Manufacturing off to soft start


Ongoing weakness in the construction sector sees manufacturing remain below the 50-point mark for the fifth month in a row

February 1, 2011

Ongoing weakness in the construction sector has seen manufacturing get off to a soft start in 2011, despite an improvement in the transport and machinery sub-sectors.

New reports out today show the Australian Industry Group-PwC Australian Performance of Manufacturing Index
was relatively unchanged at 46.7 points in January.

Although rising 0.4 points since December, it remains below the critical 50-point level for the fifth consecutive month.

Manufacturers remained cautious in the month, driving down inventories (with the inventories sub-index down 11.4 points) rather than ordering new stock.

New orders fell in seven of the 12 sub-sectors, with the most marked decreases recorded in the construction materials; paper, printing & publishing and fabricated metals industries.

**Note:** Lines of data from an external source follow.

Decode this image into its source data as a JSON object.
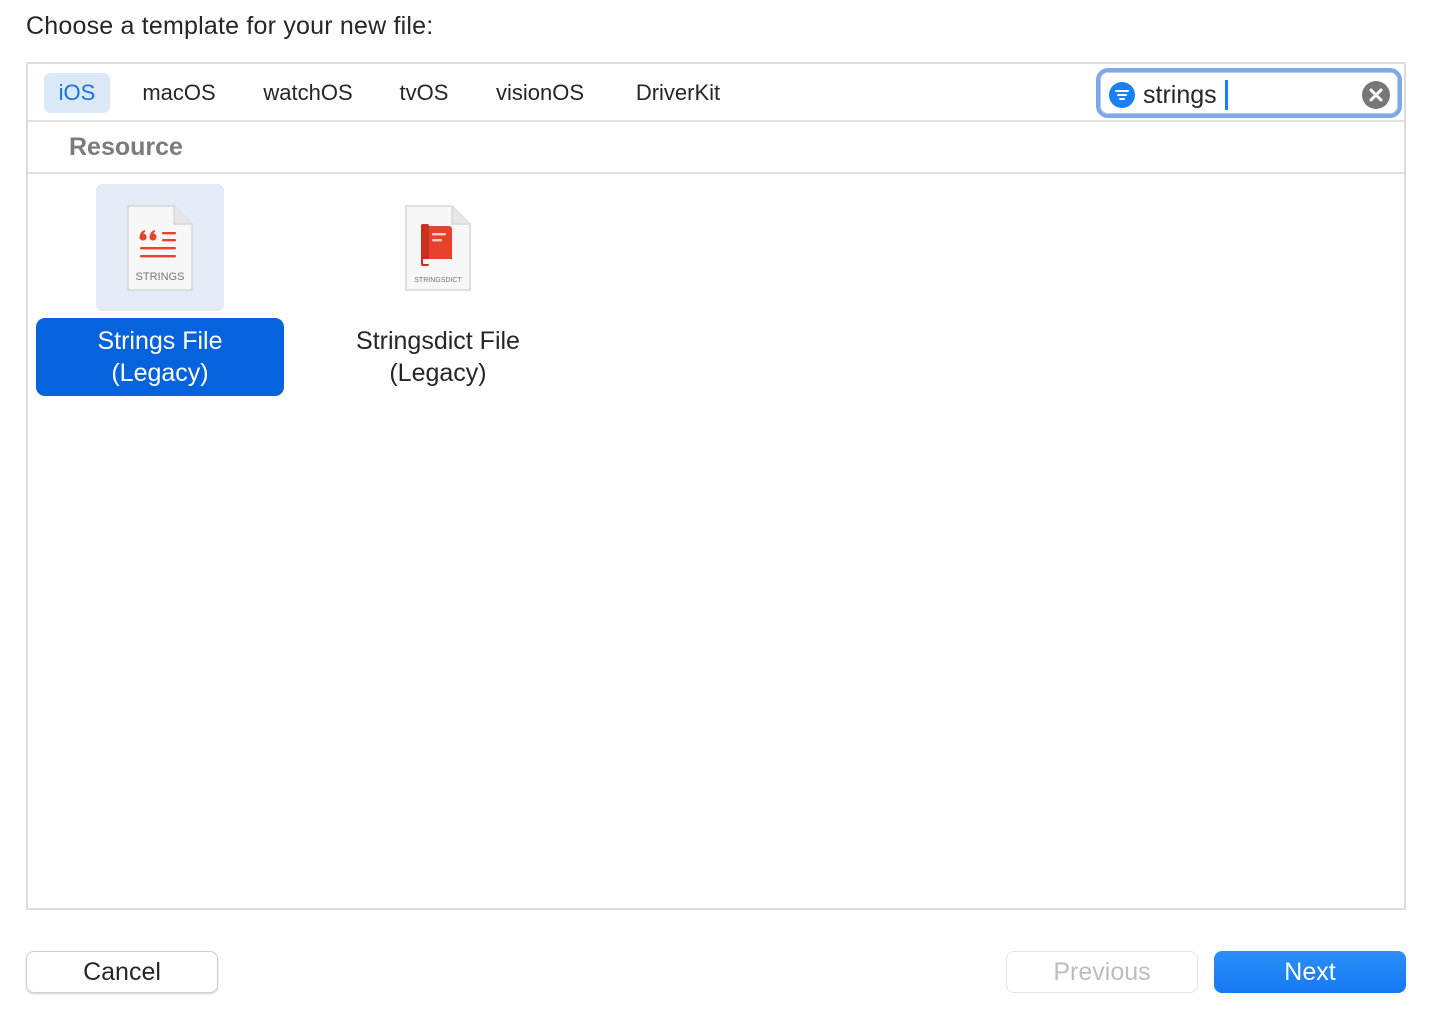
{
  "dialog": {
    "prompt": "Choose a template for your new file:"
  },
  "tabs": [
    {
      "label": "iOS",
      "selected": true
    },
    {
      "label": "macOS",
      "selected": false
    },
    {
      "label": "watchOS",
      "selected": false
    },
    {
      "label": "tvOS",
      "selected": false
    },
    {
      "label": "visionOS",
      "selected": false
    },
    {
      "label": "DriverKit",
      "selected": false
    }
  ],
  "search": {
    "value": "strings",
    "filter_icon": "filter-icon",
    "clear_icon": "clear-icon"
  },
  "section": {
    "title": "Resource"
  },
  "templates": [
    {
      "name_line1": "Strings File",
      "name_line2": "(Legacy)",
      "icon_caption": "STRINGS",
      "icon": "strings-file-icon",
      "selected": true
    },
    {
      "name_line1": "Stringsdict File",
      "name_line2": "(Legacy)",
      "icon_caption": "STRINGSDICT",
      "icon": "stringsdict-file-icon",
      "selected": false
    }
  ],
  "buttons": {
    "cancel": "Cancel",
    "previous": "Previous",
    "next": "Next"
  },
  "colors": {
    "accent": "#1a7ff0",
    "selection": "#0762dd",
    "icon_red": "#e8412c"
  }
}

In contrast, the chemicals, petroleum & coal; transport equipment; and machinery & equipment sub-sectors benefitted from strong post-Christmas orders.

Ai Group Chief Executive Heather Ridout confirms the outlook is not encouraging with the forward-looking new orders sub-index falling for the fifth month in a row in January.

"Poor performance in sectors such as the basic metals and fabricated metals relate in part to the ongoing weakness in the construction sector," Ridout says.

"However, the impact of the Queensland floods is difficult to factor in at this time but could give support to activity in these sectors down the track," she says.